Speaking at the opening press conference of InnoTrans 2012 today in Berlin, Pörner says that manufacturers, railway operators and the environment could all benefit from an investment plan to replace the network´s oldest and dirtiest diesel units.

He says that there are approximately 3200 locomotives in Germany today, 600 of which are over 30 years old and still have their original engines, many of which do not even meet EU Level 1 emission standards. All of these locomotives are owned by private operators because German Rail (DB) has replaced all of its older engines. But with these operators currently struggling to secure finance for new rolling stock investments, the VDB proposes that the federal government awards an environmental bonus of 20% of the cost price of a new locomotive to spur new procurement.

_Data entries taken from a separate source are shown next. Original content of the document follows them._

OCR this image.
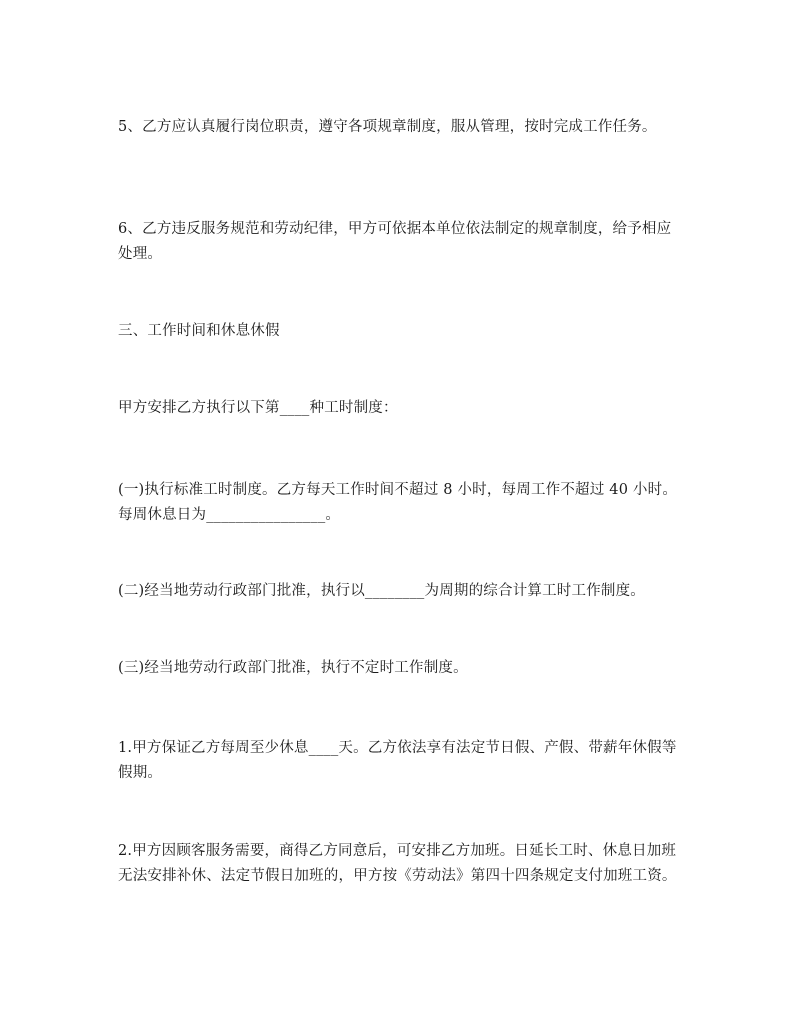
5、乙方应认真履行岗位职责，遵守各项规章制度，服从管理，按时完成工作任务。

6、乙方违反服务规范和劳动纪律，甲方可依据本单位依法制定的规章制度，给予相应处理。

三、工作时间和休息休假

甲方安排乙方执行以下第____种工时制度：

(一)执行标准工时制度。乙方每天工作时间不超过 8 小时，每周工作不超过 40 小时。每周休息日为________________。

(二)经当地劳动行政部门批准，执行以________为周期的综合计算工时工作制度。

(三)经当地劳动行政部门批准，执行不定时工作制度。

1.甲方保证乙方每周至少休息____天。乙方依法享有法定节日假、产假、带薪年休假等假期。

2.甲方因顾客服务需要，商得乙方同意后，可安排乙方加班。日延长工时、休息日加班无法安排补休、法定节假日加班的，甲方按《劳动法》第四十四条规定支付加班工资。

"It is very important that we get this 20% because a 10% incentive would not be enough to get the impulse required to invest," Pörner told IRJ.

Pörner says funds for this programme would come from Germany´s Valued Added Tax (VAT) which is currently 19%, with around €80m required annually to fund the programme if all 600 locomotives are replaced. And while Pörner say that VDB has been in discussions with the current German federal transport ministry and ministry of economics, the proposal is designed with next German government in mind.

"We have been working on this proposal for 12 months and we are hopeful of getting some movement by spring 2014," Pörner says. "Germany has elections in autumn 2013 and this is one of the proposals we would like to make to the new government."